“Amuse not
thy self about the Riddles of future things. Study Prophecies when they are
become Histories, & past hovering in their causes. Eye well things past and
present, & let conjectural sagacity suffise [sic] for things to come.”
Wise words
in this season of prognostication. which overlaps with another annual exercise
in futility, the making of New Year’s resolutions. Of the latter, Dr. Johnson
wrote in The Idler # 27:
“There is
nothing which we estimate so fallaciously as the force of our own resolutions,
nor any fallacy which we so unwillingly and tardily detect. He that has
resolved a thousand times, and a thousand times deserted his own purpose, yet
suffers no abatement of his confidence, but still believes himself his own
master; and able, by innate vigour of soul, to press forward to his end,
through all the obstructions that inconveniences or delights can put in his
way.”
Forecasts
and resolutions magically mingle in our minds.
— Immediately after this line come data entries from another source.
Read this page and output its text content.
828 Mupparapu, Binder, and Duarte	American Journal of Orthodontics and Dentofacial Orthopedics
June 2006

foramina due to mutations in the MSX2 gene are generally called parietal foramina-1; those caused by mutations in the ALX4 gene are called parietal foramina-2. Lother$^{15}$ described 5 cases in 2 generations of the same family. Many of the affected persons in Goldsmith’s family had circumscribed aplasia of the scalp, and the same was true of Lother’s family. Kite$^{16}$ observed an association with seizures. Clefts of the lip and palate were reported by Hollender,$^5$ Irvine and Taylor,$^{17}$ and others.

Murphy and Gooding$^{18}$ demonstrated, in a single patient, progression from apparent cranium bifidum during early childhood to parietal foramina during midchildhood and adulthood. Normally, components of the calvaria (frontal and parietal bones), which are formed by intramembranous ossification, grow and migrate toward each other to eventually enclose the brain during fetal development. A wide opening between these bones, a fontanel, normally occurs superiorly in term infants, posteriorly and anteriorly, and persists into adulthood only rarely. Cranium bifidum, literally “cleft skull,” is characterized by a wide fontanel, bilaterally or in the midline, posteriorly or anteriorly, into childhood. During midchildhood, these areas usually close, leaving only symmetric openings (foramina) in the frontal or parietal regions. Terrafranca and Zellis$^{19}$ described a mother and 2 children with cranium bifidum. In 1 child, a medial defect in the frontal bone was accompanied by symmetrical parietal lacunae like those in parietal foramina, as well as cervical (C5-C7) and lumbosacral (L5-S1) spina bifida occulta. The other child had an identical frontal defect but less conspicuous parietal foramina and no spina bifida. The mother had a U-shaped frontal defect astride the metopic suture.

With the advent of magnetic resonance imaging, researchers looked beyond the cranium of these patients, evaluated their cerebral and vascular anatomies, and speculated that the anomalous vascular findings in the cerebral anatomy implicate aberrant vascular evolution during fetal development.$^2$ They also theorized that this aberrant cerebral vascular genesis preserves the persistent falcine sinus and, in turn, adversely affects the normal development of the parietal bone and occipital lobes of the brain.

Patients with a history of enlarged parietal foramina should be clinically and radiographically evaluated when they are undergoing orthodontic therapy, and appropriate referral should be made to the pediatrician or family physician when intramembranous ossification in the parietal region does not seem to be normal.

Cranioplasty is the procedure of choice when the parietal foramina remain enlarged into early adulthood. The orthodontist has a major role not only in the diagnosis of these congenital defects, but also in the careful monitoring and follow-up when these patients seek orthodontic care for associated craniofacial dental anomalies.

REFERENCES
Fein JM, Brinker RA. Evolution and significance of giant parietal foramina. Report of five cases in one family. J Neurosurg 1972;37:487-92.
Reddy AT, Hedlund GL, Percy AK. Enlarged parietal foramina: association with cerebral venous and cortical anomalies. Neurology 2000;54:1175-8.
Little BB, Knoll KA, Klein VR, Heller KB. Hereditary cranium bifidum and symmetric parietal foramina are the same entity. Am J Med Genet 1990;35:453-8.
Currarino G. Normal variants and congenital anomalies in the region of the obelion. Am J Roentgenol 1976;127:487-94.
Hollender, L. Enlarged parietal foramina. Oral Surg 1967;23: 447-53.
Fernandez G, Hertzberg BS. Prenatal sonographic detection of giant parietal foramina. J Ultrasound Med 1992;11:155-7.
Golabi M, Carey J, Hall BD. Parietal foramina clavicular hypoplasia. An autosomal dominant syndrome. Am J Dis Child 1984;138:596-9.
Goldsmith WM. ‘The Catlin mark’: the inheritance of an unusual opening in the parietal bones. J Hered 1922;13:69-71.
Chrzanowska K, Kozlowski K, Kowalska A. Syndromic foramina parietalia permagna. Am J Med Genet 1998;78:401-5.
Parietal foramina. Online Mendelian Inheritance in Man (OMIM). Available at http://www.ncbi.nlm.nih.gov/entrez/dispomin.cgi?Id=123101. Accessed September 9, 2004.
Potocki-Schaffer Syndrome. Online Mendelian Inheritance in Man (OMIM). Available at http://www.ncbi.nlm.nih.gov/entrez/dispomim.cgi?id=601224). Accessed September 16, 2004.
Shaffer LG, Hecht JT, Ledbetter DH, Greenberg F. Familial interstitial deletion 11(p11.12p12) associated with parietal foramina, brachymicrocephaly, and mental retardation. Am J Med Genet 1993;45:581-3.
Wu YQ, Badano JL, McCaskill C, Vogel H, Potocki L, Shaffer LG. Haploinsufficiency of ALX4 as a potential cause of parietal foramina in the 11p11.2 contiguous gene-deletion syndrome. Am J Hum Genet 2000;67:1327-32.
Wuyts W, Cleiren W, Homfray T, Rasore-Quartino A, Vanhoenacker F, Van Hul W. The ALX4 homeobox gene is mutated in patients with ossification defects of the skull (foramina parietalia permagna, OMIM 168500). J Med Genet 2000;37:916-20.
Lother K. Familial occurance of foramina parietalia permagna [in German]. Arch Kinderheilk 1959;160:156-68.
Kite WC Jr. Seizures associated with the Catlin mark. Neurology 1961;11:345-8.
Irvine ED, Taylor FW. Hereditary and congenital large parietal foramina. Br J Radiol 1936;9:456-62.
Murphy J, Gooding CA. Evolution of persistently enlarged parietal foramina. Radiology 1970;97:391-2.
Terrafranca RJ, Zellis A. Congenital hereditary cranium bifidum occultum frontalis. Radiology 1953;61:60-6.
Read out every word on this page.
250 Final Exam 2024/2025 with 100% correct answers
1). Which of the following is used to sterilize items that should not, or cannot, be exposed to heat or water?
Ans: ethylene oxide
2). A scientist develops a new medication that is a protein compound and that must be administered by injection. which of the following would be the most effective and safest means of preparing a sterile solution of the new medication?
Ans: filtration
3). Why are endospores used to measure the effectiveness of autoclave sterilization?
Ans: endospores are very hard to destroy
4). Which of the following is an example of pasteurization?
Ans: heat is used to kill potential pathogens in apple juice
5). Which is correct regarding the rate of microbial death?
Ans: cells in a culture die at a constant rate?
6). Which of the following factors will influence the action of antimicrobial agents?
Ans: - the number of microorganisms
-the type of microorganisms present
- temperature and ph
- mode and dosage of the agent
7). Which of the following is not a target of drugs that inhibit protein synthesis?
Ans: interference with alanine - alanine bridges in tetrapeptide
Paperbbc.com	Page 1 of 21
If we resolve hard enough,
wishes come true. Scratch a grownup and expose a backward child. The passage at
the top is from Part III, Sec. 13, of Sir Thomas Browne’s Christian Morals. Reading
Browne’s prose is pleasing in three ways: 1.) Sheer linguistic fecundity. He
writes English as though he invented it. 2.) Amusing scraps of learning,
sometimes inaccurate but always interesting. 3.) A profound moral sensibility. Three
hundred thirty-five years after his death, he still makes more sense than your
average psychologist. Browne goes on:
“. . . a
Retrograde cognition of times past, & things which have already been, is
more satisfactory than a suspended Knowledge of what is yet unexistent. And the
Greatest part of time being already wrapt up in things behind us; it’s now
somewhat late to bait after things before us; for futurity still shortens, and
time present sucks in time to come.”
An
especially irritating bumper sticker reads: “Yesterday history, tomorrow’s a
mystery.” When it comes to reading matter, I’ve always preferred the former. On
New Year’s Eve 2001, less than three years before his death, Anthony Hecht
wrote in a letter to Robyn Creswell:
“We should
do what we have committed ourselves to doing, and do it as best we can; and if
upheaval demands that we take up arms or help the wounded, we set aside our
principal task until the emergency has been dealt with. Whereupon we resume what
we had elected as most important to us.”